Teladan dan pesan moralnya
sangat dalam, ada 1.600 penari amatir (bukan profesional), tetapi bisa
menampilkan kebersamaan dan kekompakan yang penuh dinamika, harmonisasi,
keindahan, energik, dan keakuratan. Satu buah hasil kerja keras, saling
percaya satu sama lain, dengan tujuan sama.
Akhir-akhir ini, tantangan
ekonomi global sangat menantang dan penuh ketidakpastian, serta berimbas
negatif pada perekonomian nasional. Oleh karena itu, kita sangat butuh APBN
yang apik, layaknya tari Ratoh Jaroe.
Kita butuh APBN yang
membuat sehat dan robust perekonomian domestik walaupun guncangan dan
ketidakpastian perekonomian global makin sulit diantisipasi dan dikuantifikasi.

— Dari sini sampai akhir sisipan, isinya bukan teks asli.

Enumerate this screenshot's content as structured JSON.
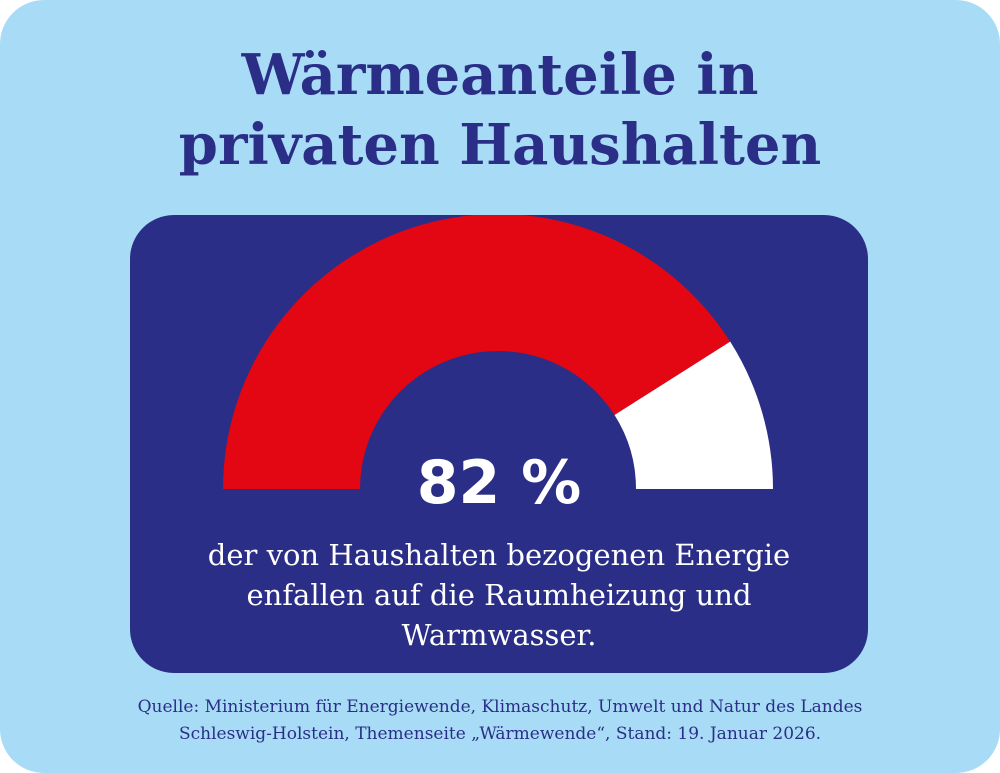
{
  "title_lines": [
    "Wärmeanteile in",
    "privaten Haushalten"
  ],
  "chart_data": {
    "type": "gauge",
    "value": 82,
    "max": 100,
    "value_label": "82 %",
    "description_lines": [
      "der von Haushalten bezogenen Energie",
      "enfallen auf die Raumheizung und",
      "Warmwasser."
    ]
  },
  "source_lines": [
    "Quelle: Ministerium für Energiewende, Klimaschutz, Umwelt und Natur des Landes",
    "Schleswig-Holstein, Themenseite „Wärmewende“, Stand: 19. Januar 2026."
  ],
  "colors": {
    "background": "#a8dcf6",
    "panel": "#2a2e87",
    "filled": "#e30613",
    "remainder": "#ffffff",
    "title": "#2a2e87"
  }
}
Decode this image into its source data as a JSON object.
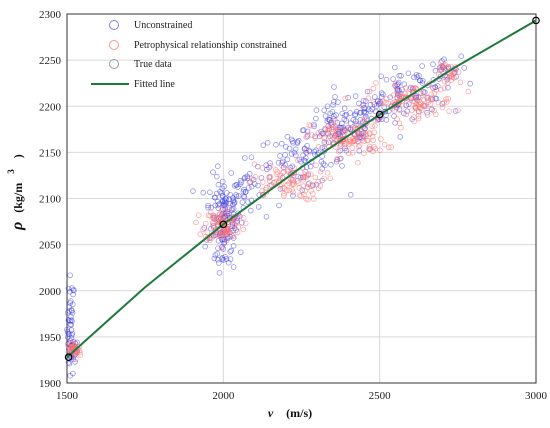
{
  "chart_data": {
    "type": "scatter",
    "xlabel": {
      "symbol": "v",
      "unit": "(m/s)"
    },
    "ylabel": {
      "symbol": "ρ",
      "unit": "(kg/m",
      "exponent": "3",
      "close": ")"
    },
    "xlim": [
      1500,
      3000
    ],
    "ylim": [
      1900,
      2300
    ],
    "xticks": [
      1500,
      2000,
      2500,
      3000
    ],
    "yticks": [
      1900,
      1950,
      2000,
      2050,
      2100,
      2150,
      2200,
      2250,
      2300
    ],
    "grid": true,
    "legend_position": "top-left",
    "series": [
      {
        "name": "Unconstrained",
        "marker": "open-circle",
        "color": "#3030e0",
        "clusters": [
          {
            "x": 1512,
            "y": 1960,
            "sx": 6,
            "sy": 28,
            "n": 45
          },
          {
            "x": 1520,
            "y": 1935,
            "sx": 8,
            "sy": 6,
            "n": 25
          },
          {
            "x": 2000,
            "y": 2085,
            "sx": 28,
            "sy": 20,
            "n": 110
          },
          {
            "x": 2070,
            "y": 2110,
            "sx": 25,
            "sy": 15,
            "n": 40
          },
          {
            "x": 2000,
            "y": 2045,
            "sx": 20,
            "sy": 12,
            "n": 30
          },
          {
            "x": 2250,
            "y": 2140,
            "sx": 70,
            "sy": 14,
            "n": 90
          },
          {
            "x": 2380,
            "y": 2175,
            "sx": 60,
            "sy": 14,
            "n": 100
          },
          {
            "x": 2500,
            "y": 2200,
            "sx": 50,
            "sy": 10,
            "n": 50
          },
          {
            "x": 2600,
            "y": 2215,
            "sx": 60,
            "sy": 12,
            "n": 70
          },
          {
            "x": 2700,
            "y": 2238,
            "sx": 30,
            "sy": 8,
            "n": 25
          }
        ]
      },
      {
        "name": "Petrophysical relationship constrained",
        "marker": "open-circle",
        "color": "#ff7a7a",
        "clusters": [
          {
            "x": 1520,
            "y": 1935,
            "sx": 12,
            "sy": 5,
            "n": 40
          },
          {
            "x": 2000,
            "y": 2072,
            "sx": 30,
            "sy": 9,
            "n": 100
          },
          {
            "x": 2200,
            "y": 2118,
            "sx": 60,
            "sy": 10,
            "n": 90
          },
          {
            "x": 2400,
            "y": 2165,
            "sx": 60,
            "sy": 10,
            "n": 120
          },
          {
            "x": 2600,
            "y": 2205,
            "sx": 70,
            "sy": 9,
            "n": 110
          },
          {
            "x": 2730,
            "y": 2235,
            "sx": 25,
            "sy": 6,
            "n": 30
          }
        ]
      },
      {
        "name": "True data",
        "marker": "open-circle-black",
        "color": "#000000",
        "points": [
          {
            "x": 1505,
            "y": 1928
          },
          {
            "x": 2000,
            "y": 2072
          },
          {
            "x": 2500,
            "y": 2191
          },
          {
            "x": 3000,
            "y": 2293
          }
        ]
      },
      {
        "name": "Fitted line",
        "marker": "line",
        "color": "#1f7a3a",
        "points": [
          {
            "x": 1500,
            "y": 1928
          },
          {
            "x": 1750,
            "y": 2004
          },
          {
            "x": 2000,
            "y": 2072
          },
          {
            "x": 2250,
            "y": 2134
          },
          {
            "x": 2500,
            "y": 2191
          },
          {
            "x": 2750,
            "y": 2244
          },
          {
            "x": 3000,
            "y": 2293
          }
        ]
      }
    ]
  }
}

Kita butuh APBN yang mampu diterjemahkan dan diimplementasikan dengan efektif
di jajaran pemerintah pusat sampai daerah dan direspons dengan sangat baik
oleh pelaku usaha dan masyarakat. Bukan hanya angka-angka statistik yang
tanpa makna, yang sulit diaplikasikan di sektor riil.
Hati-hati,
moderat
Berdasarkan asumsi-asumsi
makroekonomi yang mendasari RAPBN 2019, aura kehati-hatian sangat kental
sehingga pemerintah cenderung bersifat moderat. Pertumbuhan ekonomi
diperkirakan 5,3 persen, sedikit lebih baik dibandingkan 2018, yang mungkin
hanya 5,1-5,2 persen. Sementara harga minyak mentah Indonesia (ICP) masih
tinggi 70 dollar AS/barrel, nilai tukar rupiah sekitar Rp 14.400/dollar AS,
dan inflasi 3,5 persen.
Pemerintah sangat
menyadari pemulihan perekonomian global 2019 tak sekuat 2018. Normalisasi
kebijakan moneter AS, perang dagang dan krisis ekonomi Turki menyebabkan
pembalikan arus modal ke AS semakin kuat resonansinya sehingga dollar AS
semakin berjaya terhadap mata uang dunia, termasuk rupiah.
Di RAPBN 2019, pemerintah
sangat serius menjaga daya beli masyarakat, dengan target inflasi sangat
rendah 3,5 persen (asumsi yang sama dengan tahun ini). Dengan asumsi inflasi
yang rendah ini, secara implisit, pemerintah cenderung tidak akan melakukan penyesuaian
harga yang diatur pemerintah (tarif listrik dan BBM) di tahun 2019 walaupun
harga minyak dunia masih tinggi dan dollar AS menguat.
Pengalaman awal 2017,
ketika terjadi kenaikan tarif listrik, dampaknya sangat negatif dan lama ke
perekonomian, yaitu hampir 1-1,5 tahun. Isu pelemahan daya beli masyarakat
sangat menonjol dan mengkhawatirkan waktu itu, terutama untuk masyarakat
level menengah ke bawah.
Berkaca dari hal itu,
pilihan rasional dan realistis adalah pemerintah tetap menyediakan bantalan
subsidi energi sekitar Rp 157 triliun di RAPBN 2019 untuk menahan laju
kenaikan tarif listrik dan BBM, agar daya beli masyarakat relatif terjaga.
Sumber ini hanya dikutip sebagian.